Проходя по улице Беккергассе, она невольно замедляет шаг: этот район города ей очень хорошо знаком, и волна воспоминаний захлёстывает её сознание. Вот он, на прежнем месте: Steffi Mode, некогда их самый любимый бутик. Каждый раз после “работы”, набив карманы мятыми ворованными купюрами, они бежали сюда, в этот милый магазинчик, который и большинству работающего населения Аугсбурга был-то не по карману, зато им, малолеткам — очень даже. Штеффи любила это пафосное местечко то ли за название, то ли за историю, но точно не за шмотки. На шмотки ей всегда было плевать — она скупала утончённые коктейльные платья и пачками дарила их Катарине. А как любила она разглагольствовать, что когда-нибудь они “заработают” достаточно, и, подобно двум дамам-хозяйкам этого бутика, самолично приветствующим клиентов в тесном и таком уютном торговом зале, тоже откроют что-то своё, остепенятся, осядут. Да, осели они обе: одна в местах иных, а другая — в совсем уж иных. Чёртова молодость. И всё же было в той поре что-то живое, что-то радостное. Да вот хотя бы шмотки эти. Катарина ностальгирующе разглядывает со вкусом оформленные витрины. Да, теперь-то ей такие одёжки не по карману. Да и не по статусу вовсе.

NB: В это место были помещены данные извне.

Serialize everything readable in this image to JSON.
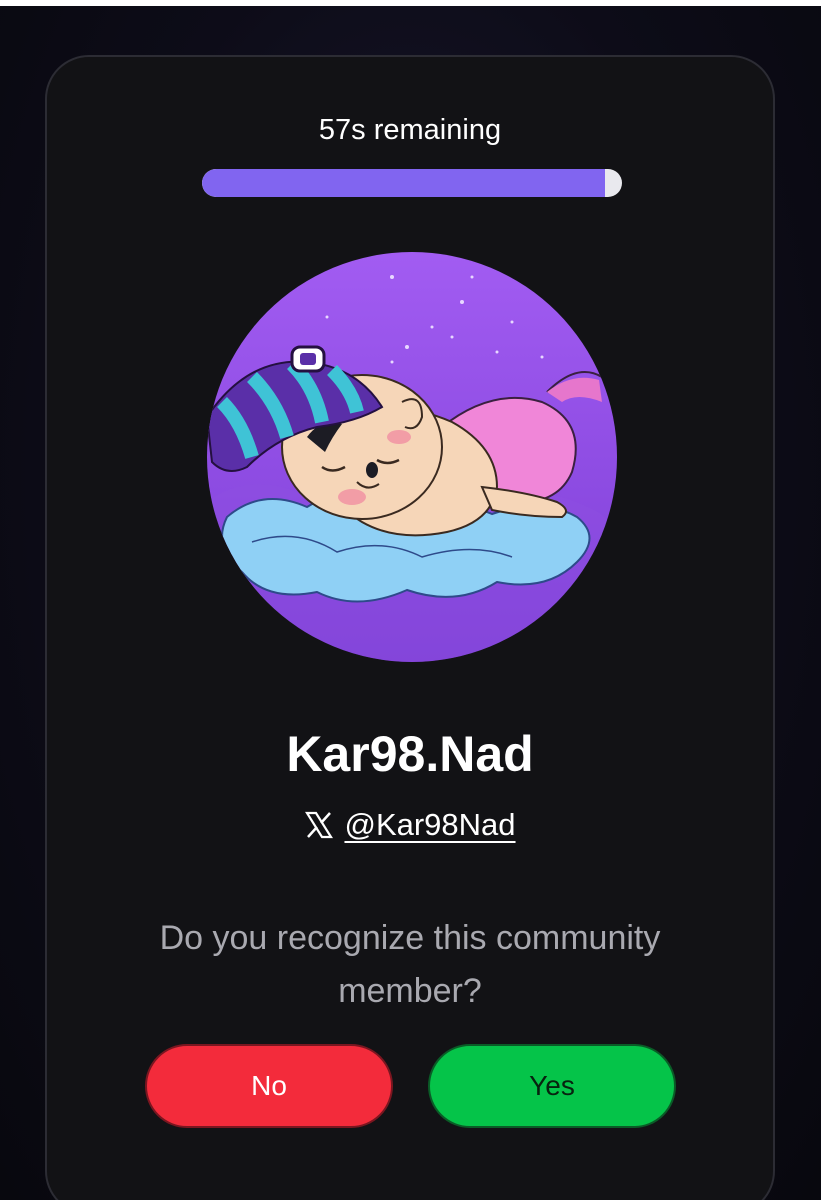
{
  "timer": {
    "text": "57s remaining",
    "progress_fraction": 0.96
  },
  "profile": {
    "avatar_description_icon": "sleeping-baby-avatar",
    "name": "Kar98.Nad",
    "x_handle": "@Kar98Nad"
  },
  "prompt": {
    "question": "Do you recognize this community member?"
  },
  "actions": {
    "no_label": "No",
    "yes_label": "Yes"
  },
  "colors": {
    "progress": "#8165f0",
    "no_button": "#f32b3b",
    "yes_button": "#05c449",
    "card_bg": "#121215"
  }
}
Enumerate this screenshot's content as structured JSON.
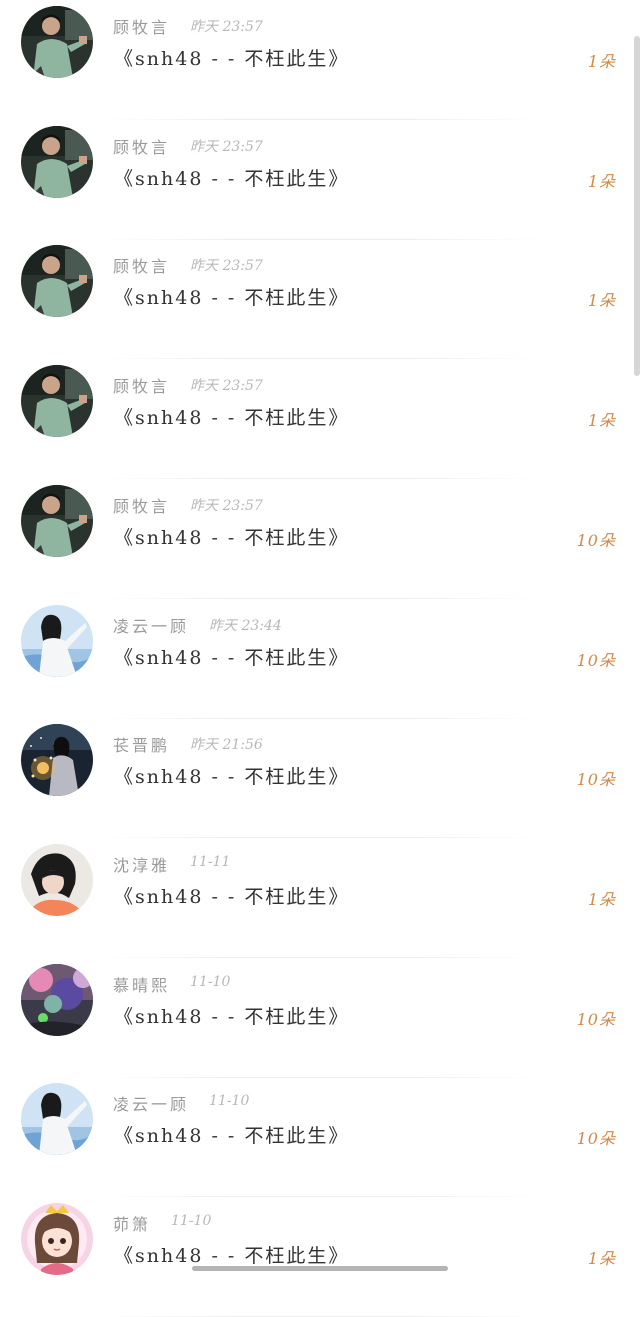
{
  "comments": [
    {
      "name": "顾牧言",
      "time": "昨天 23:57",
      "song": "《snh48 - - 不枉此生》",
      "flowers": "1朵",
      "avatar": "avatar-green-shirt-man"
    },
    {
      "name": "顾牧言",
      "time": "昨天 23:57",
      "song": "《snh48 - - 不枉此生》",
      "flowers": "1朵",
      "avatar": "avatar-green-shirt-man"
    },
    {
      "name": "顾牧言",
      "time": "昨天 23:57",
      "song": "《snh48 - - 不枉此生》",
      "flowers": "1朵",
      "avatar": "avatar-green-shirt-man"
    },
    {
      "name": "顾牧言",
      "time": "昨天 23:57",
      "song": "《snh48 - - 不枉此生》",
      "flowers": "1朵",
      "avatar": "avatar-green-shirt-man"
    },
    {
      "name": "顾牧言",
      "time": "昨天 23:57",
      "song": "《snh48 - - 不枉此生》",
      "flowers": "10朵",
      "avatar": "avatar-green-shirt-man"
    },
    {
      "name": "凌云一顾",
      "time": "昨天 23:44",
      "song": "《snh48 - - 不枉此生》",
      "flowers": "10朵",
      "avatar": "avatar-girl-white-dress"
    },
    {
      "name": "苌晋鹏",
      "time": "昨天 21:56",
      "song": "《snh48 - - 不枉此生》",
      "flowers": "10朵",
      "avatar": "avatar-girl-sparkler"
    },
    {
      "name": "沈淳雅",
      "time": "11-11",
      "song": "《snh48 - - 不枉此生》",
      "flowers": "1朵",
      "avatar": "avatar-girl-orange"
    },
    {
      "name": "慕晴熙",
      "time": "11-10",
      "song": "《snh48 - - 不枉此生》",
      "flowers": "10朵",
      "avatar": "avatar-balloons"
    },
    {
      "name": "凌云一顾",
      "time": "11-10",
      "song": "《snh48 - - 不枉此生》",
      "flowers": "10朵",
      "avatar": "avatar-girl-white-dress"
    },
    {
      "name": "茆箫",
      "time": "11-10",
      "song": "《snh48 - - 不枉此生》",
      "flowers": "1朵",
      "avatar": "avatar-cartoon-girl"
    }
  ]
}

Шагать уж больше нет сил, но тратить деньги на такси она не может себе позволить, и потому продолжает идти. Наконец, цель достигнута: City Galerie, самый большой молл в городе — где затеряться, если не здесь?

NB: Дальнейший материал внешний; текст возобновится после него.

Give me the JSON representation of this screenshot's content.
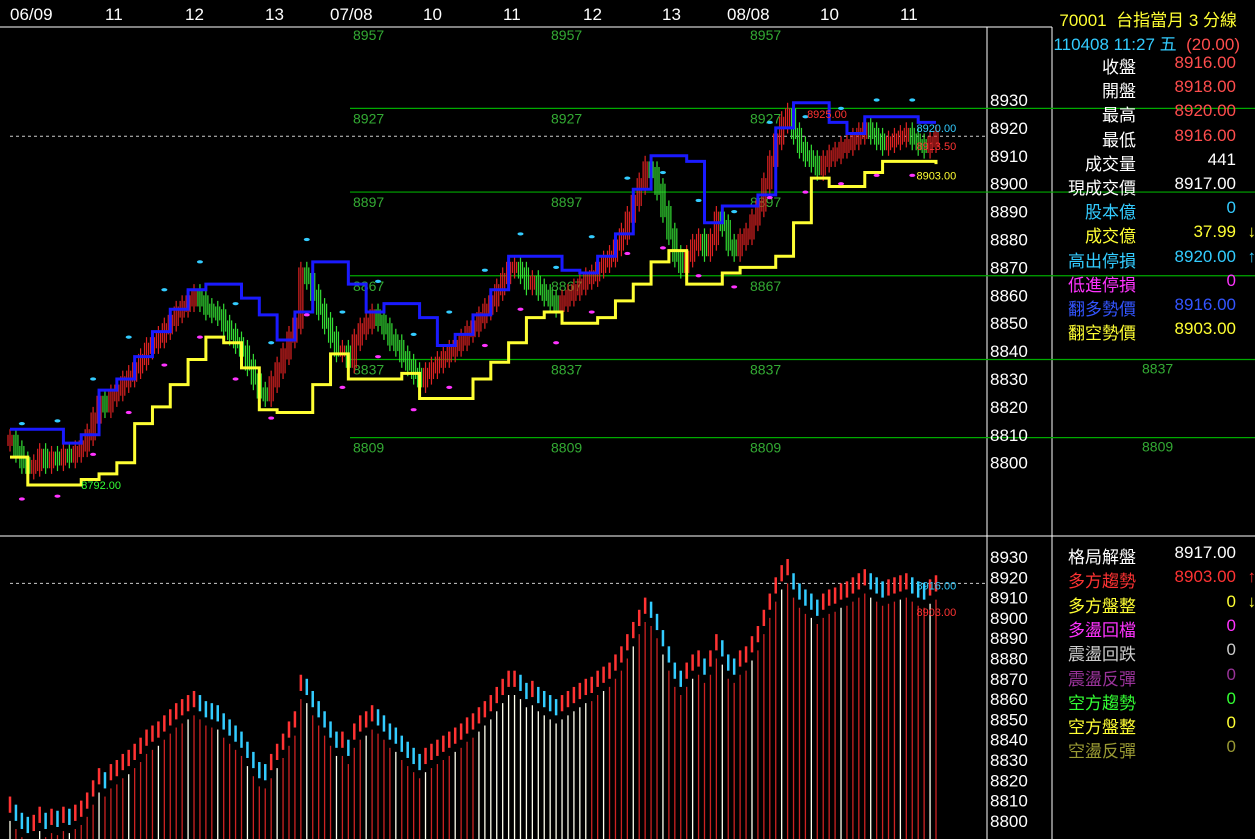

Катарина вбегает внутрь через центральный вход, а чёрный ауди наскоро паркуется на первом же попавшемся свободном месте, и долговязый водитель, выскочив из машины, уже торопится за нею следом. Он чуть было не упускает её из виду, но всё пространство торгового центра, благодаря смелому архитектурному решению, просматривается, как на ладони, а серую монашескую рясу видать издалека. Преследователь не боится, ну или почти не боится быть узнанным. В лиловой сутане его узнает, пожалуй, каждый житель города, но в потёртых голубых джинсах, в простой белой футболке без принта и в зеркальных тёмных очках-каплях — едва ли. Жидкие белёсые волосы разделены косым пробором и собраны в крысиный хвостик на затылке, что делает мужчину похожим на какого-то престарелого панка. Лоренц любит перевоплощения, вся жизнь его — одно сплошное перевоплощение. Он держит дистанцию и успевает заметить, как монашка исчезает в дамской комнате. Устроившись в углу поодаль, за кадкой с искусственной пальмой, он пялится на дверь женского туалета, опасаясь упустить свою подопечную из виду. Время летит, вот уже десять минут прошло; девочки, девушки, женщины и бабушки снуют через дверь в оба направления, а Кэт всё нет и нет…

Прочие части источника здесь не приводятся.